L.A., I’ve got nothing, who am I to love you when I’m feeling this way and I’ve got nothing to offer?
L.A., not quite the city that never sleeps
Not quite the city that wakes, but the city that dreams, for sure
If by dreams you mean in nightmares
L.A., I’m a dreamer, but I’m from nowhere, who am I to dream?
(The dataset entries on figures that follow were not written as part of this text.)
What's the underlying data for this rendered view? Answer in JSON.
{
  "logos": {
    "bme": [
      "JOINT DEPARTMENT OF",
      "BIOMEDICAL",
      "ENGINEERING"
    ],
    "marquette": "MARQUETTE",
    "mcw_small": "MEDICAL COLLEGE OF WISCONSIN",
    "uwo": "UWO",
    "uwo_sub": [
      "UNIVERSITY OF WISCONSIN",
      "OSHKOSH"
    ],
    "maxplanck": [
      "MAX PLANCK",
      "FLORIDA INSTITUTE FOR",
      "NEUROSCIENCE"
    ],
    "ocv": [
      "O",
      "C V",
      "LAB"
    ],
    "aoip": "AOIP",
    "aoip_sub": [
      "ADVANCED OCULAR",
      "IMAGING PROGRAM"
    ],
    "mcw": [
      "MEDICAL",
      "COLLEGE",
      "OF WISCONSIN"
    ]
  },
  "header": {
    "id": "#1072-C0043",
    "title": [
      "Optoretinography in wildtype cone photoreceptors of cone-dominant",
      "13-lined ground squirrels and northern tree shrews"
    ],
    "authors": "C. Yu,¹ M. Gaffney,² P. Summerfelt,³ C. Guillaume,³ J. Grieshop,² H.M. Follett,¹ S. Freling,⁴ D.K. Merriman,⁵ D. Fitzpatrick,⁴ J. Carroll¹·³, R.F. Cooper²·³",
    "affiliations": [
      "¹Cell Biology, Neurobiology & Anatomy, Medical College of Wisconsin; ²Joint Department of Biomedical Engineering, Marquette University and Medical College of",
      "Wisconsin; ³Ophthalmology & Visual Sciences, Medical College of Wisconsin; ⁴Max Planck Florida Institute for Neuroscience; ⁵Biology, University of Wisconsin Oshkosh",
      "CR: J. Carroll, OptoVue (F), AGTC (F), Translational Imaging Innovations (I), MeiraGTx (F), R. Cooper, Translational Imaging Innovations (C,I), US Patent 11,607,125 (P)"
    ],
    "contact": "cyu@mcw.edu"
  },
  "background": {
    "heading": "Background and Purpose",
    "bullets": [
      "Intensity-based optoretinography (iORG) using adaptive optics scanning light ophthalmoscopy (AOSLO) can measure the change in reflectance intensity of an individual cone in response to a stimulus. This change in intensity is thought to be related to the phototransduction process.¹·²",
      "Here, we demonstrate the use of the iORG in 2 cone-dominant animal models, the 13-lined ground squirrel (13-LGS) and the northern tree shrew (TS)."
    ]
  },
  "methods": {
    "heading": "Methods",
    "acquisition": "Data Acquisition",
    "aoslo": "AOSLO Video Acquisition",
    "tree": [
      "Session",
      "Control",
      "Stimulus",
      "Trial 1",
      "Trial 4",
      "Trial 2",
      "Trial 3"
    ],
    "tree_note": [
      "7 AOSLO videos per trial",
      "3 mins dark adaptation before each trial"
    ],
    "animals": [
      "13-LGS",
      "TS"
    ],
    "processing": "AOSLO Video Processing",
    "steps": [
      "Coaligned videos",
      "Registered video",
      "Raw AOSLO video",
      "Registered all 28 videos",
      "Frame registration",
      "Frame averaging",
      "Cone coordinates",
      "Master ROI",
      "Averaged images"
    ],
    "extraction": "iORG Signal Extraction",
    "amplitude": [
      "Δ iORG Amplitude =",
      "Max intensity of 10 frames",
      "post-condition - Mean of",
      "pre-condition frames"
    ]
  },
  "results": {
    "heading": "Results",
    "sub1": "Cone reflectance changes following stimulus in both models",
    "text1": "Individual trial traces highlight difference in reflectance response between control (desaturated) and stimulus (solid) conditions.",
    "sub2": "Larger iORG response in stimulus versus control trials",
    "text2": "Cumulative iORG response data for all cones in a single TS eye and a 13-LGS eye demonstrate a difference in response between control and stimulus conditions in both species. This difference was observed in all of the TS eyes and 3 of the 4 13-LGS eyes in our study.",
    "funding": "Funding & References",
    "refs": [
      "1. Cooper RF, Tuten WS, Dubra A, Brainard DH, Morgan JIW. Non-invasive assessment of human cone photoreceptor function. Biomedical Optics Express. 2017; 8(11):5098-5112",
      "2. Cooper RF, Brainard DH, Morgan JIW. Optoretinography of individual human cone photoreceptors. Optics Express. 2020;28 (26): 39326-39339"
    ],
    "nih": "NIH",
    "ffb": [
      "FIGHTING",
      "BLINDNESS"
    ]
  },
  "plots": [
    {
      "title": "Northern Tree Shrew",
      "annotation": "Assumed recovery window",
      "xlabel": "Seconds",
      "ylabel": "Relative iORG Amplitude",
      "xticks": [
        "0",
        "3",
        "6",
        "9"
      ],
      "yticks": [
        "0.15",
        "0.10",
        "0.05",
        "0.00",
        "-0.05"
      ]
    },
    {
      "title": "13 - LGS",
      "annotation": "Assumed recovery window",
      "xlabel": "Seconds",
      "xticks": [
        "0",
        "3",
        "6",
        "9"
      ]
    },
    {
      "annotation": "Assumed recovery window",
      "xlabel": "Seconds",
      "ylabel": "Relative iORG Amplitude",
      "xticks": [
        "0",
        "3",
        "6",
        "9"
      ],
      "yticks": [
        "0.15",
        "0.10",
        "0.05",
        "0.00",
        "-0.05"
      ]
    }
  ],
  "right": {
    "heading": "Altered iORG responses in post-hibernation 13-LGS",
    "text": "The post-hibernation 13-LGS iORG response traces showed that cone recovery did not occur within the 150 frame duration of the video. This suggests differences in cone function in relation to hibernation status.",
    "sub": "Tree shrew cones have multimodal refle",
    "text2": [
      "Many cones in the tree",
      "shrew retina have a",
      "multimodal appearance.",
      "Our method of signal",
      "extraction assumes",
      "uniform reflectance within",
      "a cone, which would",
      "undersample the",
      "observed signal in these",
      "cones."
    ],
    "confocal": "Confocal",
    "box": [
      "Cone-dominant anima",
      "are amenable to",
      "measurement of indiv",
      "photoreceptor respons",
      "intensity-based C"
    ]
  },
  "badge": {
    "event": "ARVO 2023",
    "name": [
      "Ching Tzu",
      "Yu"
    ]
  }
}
L.A., I’m upset, I have complaints, listen to me
They say I came from money and I didn’t, and I didn’t even have love, and it’s unfair
L.A, I sold my life rights for a big check and I’m upset
Del Rey’s voice is clear and concise as she perfectly enunciates every word, but at the same time is incredibly childlike in portions—particularly in Chapter 1, where she repeats the phrase, “L.A., I’m lonely can I come home now?” When Del Rey isn’t taking on the tone of a small child, she sounds vaguely like an untrained phone sex operator. This is most obvious when she adds extra petulance in her voice to deliver the lines:
Also, neither one of us can go back to New York
For you, are unmoving
As for me, it won’t be my city again until I’m dead
Fuck the New York Post
Listeners can truly feel Del Rey’s disdain for the East Coast media elite.